The old saying, " A recession is when your friend is out of work. A Depression is when you are out of work." applies. The number of hidden unemployed is far greater than the 9.0% that the government  wants you to believe.  Modern unemployment benefits and other progressive government actions have prevented this depression from looking like the Great Depression of the 1930s. Unfortunately, the Republicans would love to turn back the clock to eliminate all of those protections. In fact they would love to eliminate everything that protects the middle and working classes. And they have the audacity, the pure chutzpah, to suggest that  the implementation of a fairer progressive tax, as well as rolling back the Bush era tax cuts for the rich, constitutes "class warfare". I submit that it is the Republicans who have engaged in aggressive class warfare against the middle class, the working class, and the poor. Liars without shame!

A Vist to Occupy Wall Street - New York

Regarding "Occupy Wall Street"-i walked through the Zucotti Park site around lunch time, just to observe: people smoking dope. begging for money,banging on drums, the overly-vigorous wild-eyed harangue, selling buttons (for a profit, i must add!), kids playing guitar in their expensive techno-tents.. Then it all came back to me... Thompkins Square park circa 1969, with a touch of 5th grade "recess:"
I did not detect anything resembling a health emergency, just crowds noise and mess. So welcome to New York. Eh! But if the protesters would take the time to clean up and organize their areas, I think they would project the image of a more disciplined and credible force. But a movement that claims it has no leaders also has no authority to impose such discipline, and so they may just dissolve into their own amorphous blob of hyper-democracy.

It seemed that a lot of people came from elsewhere and just sort of find their own home here. One gent apparently took it upon himself to whip out a pair of gardening shears and get some of the shrubbery into shape for the winter.
The amorphous nature of the complaints voiced by the "occupiers" means that they are a Rorschach of protest, so that you can come under their "big tent" of leftist non-ideology.

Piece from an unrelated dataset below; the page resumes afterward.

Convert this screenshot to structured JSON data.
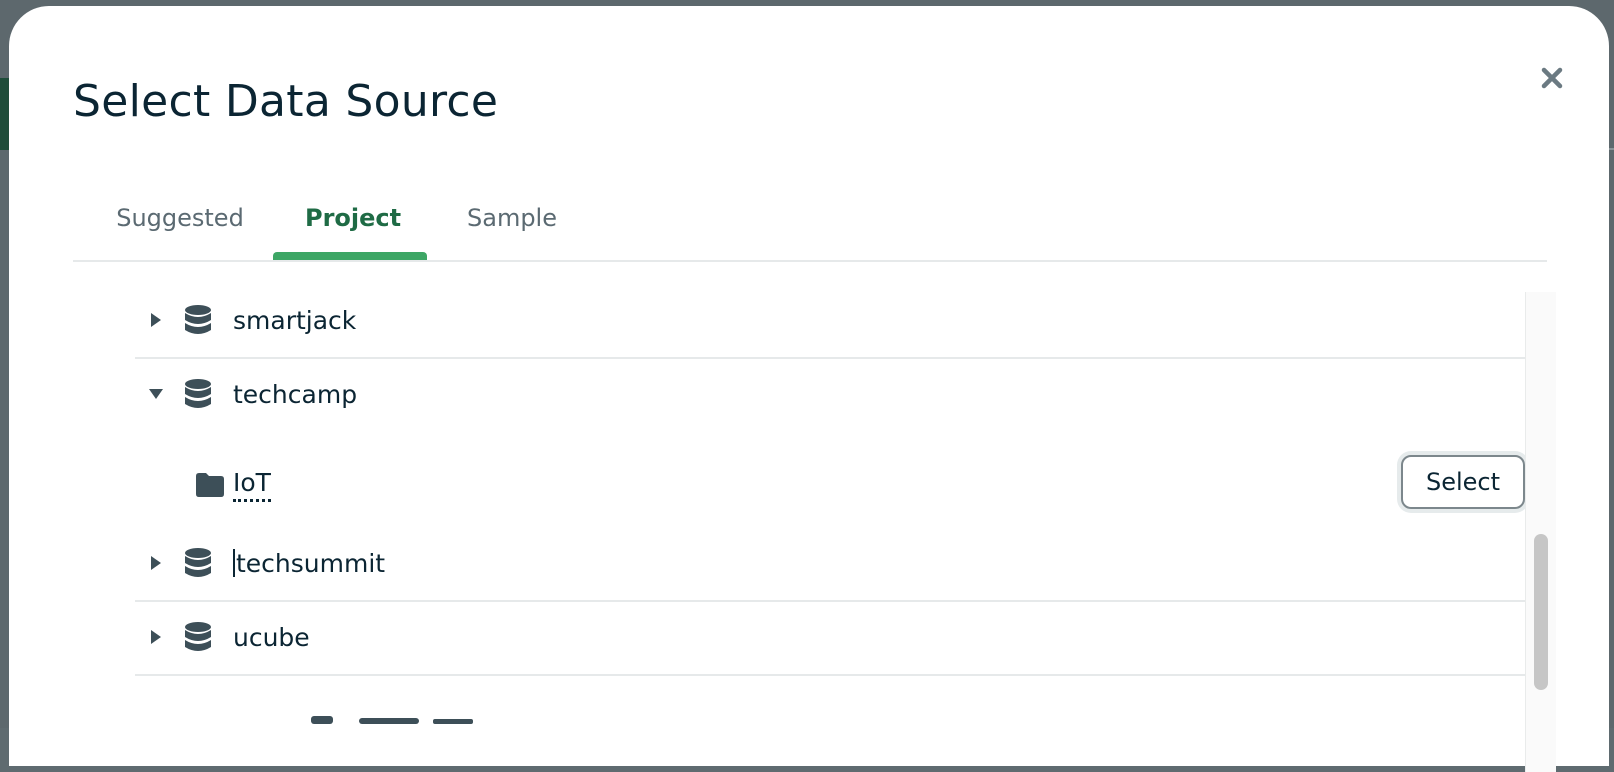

Although I saw a table or two with outright communist literature, they Occupiers, as a whole had not yet made the mistake made by anti-war demonstrators in the 1960s by marching under the enemy flag, although in this case, does the enemy have a flag? Does the Wells Fargo Bank even have an identifiable symbol? I saw more than a few US flags flying form the OWS site. The visuals are important in our post -literate, video-brained society. So what are you against? High bank profits? Join the march! Accumulation of wealth by the richest 1%? Join the march! Halitosis? Join the march. The lack of a center of gravity for the protests , the lack of focus, makes the process intriguing but inevitably unsuccessful as a fulcrum for political change, unlike the Tea Party, which radicalized the Republican Party into a bunch of right wing ideologues who would have made Barry Goldwater proud.

I'm guessing that the mayor's strategy is to let the winter cold take care of the problem. but the petulant , the crazy, or the zealous might just make it through a mild winter ( every hear of "Valley Forge"?) Let's see what the winter brings, and whether the sunshine soldiers" of OWS will melt away at the first frost.

Sunday, August 14, 2011

Suicide is Painless ???

if you are old enough to remember the Movie M*A*S*H, then you will remember the theme song- "Suicide is Painless" meant to be delivered with a sense of comic irony.

Today's overstretched, undermanned Army saw a record number of suicides in July here.

And here is the story of a soldier who had been deployed EIGHT TIMES and was facing round NINE.

So with the military facing major cutbacks, you can be sure that staffing will be reduced along with mental health care and benefits programs for those who need them.

We all fail to live up to the promises that we make to our soldiers if we allow that to happen.

Tuesday, May 10, 2011

OBL Still Dead!

So the sons of the mastermind of mass murder (circa 2000) says we violated international law and should have captured and tried his daddy here. let's see: 3,000 people killed 9/11, various suicide murderers, danny pearl , etc. OBL et. al. had no trouble violating any and all laws as it suited him. I say the kids have no standing.